Here's how it works. First, sulphuric acid from old car batteries breaks down plastic bottles into simpler chemical building blocks. Then a specially designed powder catalyst gets added to the mix. When sunlight hits the system, it converts those building blocks into clean hydrogen gas and acetic acid (the main ingredient in vinegar).
The catalyst itself is surprisingly simple. It combines carbon nitride, a yellow powder that absorbs light, with molybdenum disulfide (found in some greases) and a small amount of cobalt. No expensive precious metals required, which means the whole system can scale up affordably.
In lab tests, the reactor ran continuously for 260 hours without losing any performance. That's nearly 11 days straight of turning trash into fuel.
The Ripple Effect

The timing couldn't be better. Global plastic production has exploded to 450 million tonnes per year, up from just 2 million tonnes in 1950. Most of it ends up in landfills, with only 18% actually getting recycled.
Traditional mechanical recycling often produces inferior plastic that's really more downcycled than recycled. This new approach is different because it breaks plastics down to their chemical building blocks, allowing them to become something entirely new and useful.
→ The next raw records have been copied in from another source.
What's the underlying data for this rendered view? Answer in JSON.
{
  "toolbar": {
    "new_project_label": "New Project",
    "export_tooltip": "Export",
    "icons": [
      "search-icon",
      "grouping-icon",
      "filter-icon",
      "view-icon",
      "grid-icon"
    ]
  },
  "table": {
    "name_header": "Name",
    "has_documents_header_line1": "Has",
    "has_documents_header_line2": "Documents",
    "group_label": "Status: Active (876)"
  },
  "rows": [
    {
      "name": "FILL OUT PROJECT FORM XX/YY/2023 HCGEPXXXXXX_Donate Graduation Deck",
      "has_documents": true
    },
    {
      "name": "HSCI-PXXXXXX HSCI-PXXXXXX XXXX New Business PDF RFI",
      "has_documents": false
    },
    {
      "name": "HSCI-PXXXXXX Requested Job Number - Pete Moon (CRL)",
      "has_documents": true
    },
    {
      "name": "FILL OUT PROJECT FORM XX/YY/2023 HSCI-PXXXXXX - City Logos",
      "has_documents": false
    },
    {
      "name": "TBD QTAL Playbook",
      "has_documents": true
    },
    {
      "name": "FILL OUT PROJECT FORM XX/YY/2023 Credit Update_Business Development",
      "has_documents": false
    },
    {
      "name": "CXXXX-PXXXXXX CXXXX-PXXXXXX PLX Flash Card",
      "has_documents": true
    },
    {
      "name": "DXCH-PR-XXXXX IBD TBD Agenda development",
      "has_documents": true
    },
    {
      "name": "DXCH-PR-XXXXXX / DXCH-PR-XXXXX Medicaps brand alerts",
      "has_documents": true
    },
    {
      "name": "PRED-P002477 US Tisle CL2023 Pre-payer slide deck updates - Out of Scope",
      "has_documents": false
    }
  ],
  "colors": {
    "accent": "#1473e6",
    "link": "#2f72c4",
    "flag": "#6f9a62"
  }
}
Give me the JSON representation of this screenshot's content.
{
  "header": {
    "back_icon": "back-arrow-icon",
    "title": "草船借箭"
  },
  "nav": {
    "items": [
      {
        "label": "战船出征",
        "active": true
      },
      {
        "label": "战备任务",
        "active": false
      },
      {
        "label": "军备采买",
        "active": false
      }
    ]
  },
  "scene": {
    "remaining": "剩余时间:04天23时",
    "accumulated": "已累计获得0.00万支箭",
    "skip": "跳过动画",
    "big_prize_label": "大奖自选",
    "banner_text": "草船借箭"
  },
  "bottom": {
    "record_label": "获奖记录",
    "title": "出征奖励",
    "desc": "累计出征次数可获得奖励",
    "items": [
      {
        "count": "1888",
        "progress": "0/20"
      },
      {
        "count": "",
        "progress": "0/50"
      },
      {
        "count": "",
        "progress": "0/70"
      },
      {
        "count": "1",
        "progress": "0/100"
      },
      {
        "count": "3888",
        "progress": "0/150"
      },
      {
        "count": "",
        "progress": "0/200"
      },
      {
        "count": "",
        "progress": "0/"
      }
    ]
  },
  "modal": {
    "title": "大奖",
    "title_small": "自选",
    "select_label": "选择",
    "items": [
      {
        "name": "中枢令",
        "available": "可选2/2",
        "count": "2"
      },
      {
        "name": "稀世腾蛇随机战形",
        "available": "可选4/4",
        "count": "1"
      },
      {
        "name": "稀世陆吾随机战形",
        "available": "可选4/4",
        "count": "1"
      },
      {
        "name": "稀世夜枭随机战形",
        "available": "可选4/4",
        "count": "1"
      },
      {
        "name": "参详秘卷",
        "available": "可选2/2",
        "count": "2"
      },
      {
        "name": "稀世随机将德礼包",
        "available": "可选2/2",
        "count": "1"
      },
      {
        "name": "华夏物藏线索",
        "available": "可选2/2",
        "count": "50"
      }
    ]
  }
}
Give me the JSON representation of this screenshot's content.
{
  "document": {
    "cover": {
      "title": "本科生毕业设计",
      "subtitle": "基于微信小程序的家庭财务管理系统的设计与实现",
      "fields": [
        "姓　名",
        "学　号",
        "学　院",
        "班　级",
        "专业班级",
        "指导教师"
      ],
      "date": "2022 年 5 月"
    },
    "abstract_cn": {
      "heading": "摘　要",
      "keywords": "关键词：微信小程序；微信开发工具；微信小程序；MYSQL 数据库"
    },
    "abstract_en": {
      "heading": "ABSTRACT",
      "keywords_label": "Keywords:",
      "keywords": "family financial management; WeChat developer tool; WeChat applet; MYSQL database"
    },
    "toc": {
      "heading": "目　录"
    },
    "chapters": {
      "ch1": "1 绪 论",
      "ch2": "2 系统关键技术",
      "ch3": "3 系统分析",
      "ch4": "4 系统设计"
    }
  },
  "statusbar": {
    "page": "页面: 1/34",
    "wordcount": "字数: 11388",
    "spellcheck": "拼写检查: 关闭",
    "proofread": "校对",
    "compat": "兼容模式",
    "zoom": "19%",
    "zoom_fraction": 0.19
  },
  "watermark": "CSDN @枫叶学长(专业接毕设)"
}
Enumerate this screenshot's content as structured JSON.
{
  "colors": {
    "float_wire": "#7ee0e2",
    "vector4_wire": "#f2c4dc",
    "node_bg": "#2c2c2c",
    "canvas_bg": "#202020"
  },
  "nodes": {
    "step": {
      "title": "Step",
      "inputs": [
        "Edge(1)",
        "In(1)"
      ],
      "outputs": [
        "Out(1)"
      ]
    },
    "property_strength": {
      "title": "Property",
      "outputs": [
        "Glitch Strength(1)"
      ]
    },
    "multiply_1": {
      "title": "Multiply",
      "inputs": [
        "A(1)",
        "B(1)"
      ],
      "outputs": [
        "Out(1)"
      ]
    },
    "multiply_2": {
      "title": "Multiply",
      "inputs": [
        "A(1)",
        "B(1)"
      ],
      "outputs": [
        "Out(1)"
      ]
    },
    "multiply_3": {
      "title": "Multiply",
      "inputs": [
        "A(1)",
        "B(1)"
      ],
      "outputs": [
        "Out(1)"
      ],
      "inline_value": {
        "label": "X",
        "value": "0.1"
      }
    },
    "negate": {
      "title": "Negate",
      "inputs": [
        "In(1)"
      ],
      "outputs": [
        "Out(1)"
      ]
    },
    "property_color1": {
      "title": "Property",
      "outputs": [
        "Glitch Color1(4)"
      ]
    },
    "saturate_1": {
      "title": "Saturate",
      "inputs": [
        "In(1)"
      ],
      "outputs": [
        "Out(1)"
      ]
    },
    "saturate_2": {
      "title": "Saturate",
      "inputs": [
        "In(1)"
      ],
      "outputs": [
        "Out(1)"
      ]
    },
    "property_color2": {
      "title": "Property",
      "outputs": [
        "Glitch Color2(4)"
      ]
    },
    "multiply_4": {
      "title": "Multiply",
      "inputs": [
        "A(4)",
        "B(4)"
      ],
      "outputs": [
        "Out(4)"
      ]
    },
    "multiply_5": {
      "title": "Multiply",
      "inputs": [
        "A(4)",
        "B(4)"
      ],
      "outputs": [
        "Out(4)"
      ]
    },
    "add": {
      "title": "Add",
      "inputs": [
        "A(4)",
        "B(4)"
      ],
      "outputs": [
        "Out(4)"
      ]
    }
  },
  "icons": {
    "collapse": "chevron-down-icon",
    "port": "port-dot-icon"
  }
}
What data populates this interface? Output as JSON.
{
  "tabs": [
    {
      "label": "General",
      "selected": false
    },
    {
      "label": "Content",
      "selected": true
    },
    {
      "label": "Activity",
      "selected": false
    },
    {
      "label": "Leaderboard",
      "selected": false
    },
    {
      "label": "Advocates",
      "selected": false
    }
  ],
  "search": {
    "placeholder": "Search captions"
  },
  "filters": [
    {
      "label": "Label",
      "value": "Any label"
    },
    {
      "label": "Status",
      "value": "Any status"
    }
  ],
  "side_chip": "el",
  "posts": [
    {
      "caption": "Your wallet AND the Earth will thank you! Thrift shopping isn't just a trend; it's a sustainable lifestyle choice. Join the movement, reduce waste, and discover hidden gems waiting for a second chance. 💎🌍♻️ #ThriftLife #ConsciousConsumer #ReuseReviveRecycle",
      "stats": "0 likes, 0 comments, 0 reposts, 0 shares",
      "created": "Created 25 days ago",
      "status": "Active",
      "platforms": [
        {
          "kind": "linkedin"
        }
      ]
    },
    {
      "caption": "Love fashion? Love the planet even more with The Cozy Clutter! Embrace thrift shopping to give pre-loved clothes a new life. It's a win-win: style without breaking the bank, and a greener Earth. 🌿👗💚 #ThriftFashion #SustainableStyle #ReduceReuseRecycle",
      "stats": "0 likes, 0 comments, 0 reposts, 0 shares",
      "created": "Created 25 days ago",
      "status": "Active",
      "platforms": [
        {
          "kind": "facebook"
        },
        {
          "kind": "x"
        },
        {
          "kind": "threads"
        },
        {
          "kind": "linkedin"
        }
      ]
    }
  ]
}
The battery acid angle solves another headache too. Car batteries contain 20 to 40% acid by volume, which normally has to be neutralized before disposal. That neutralization process is expensive and resource intensive. Now that acid can be reused repeatedly to break down plastics instead.
Lead researcher Erwin Reisner says the discovery opens up "a whole new world of reactions" that scientists previously thought impossible with solar powered systems.
The economics look promising as well. A commercial plant would cost about £7.3 million to build and operate over 20 years. According to the team's financial modeling, the system would actually generate profit while cleaning up waste.
Cambridge Enterprise, the university's innovation division, is now supporting efforts to commercialize the technology. PhD candidate Kay Kwarteng, who developed the photocatalyst, calls battery acid "an untapped resource" that can work again and again.
Right now the hydrogen output is modest, so this is still a proof of concept. But the researchers are already working on scaling it up for real world deployment.
It's a rare triple win: less plastic pollution, productive use of battery waste, and clean fuel production that pays for itself.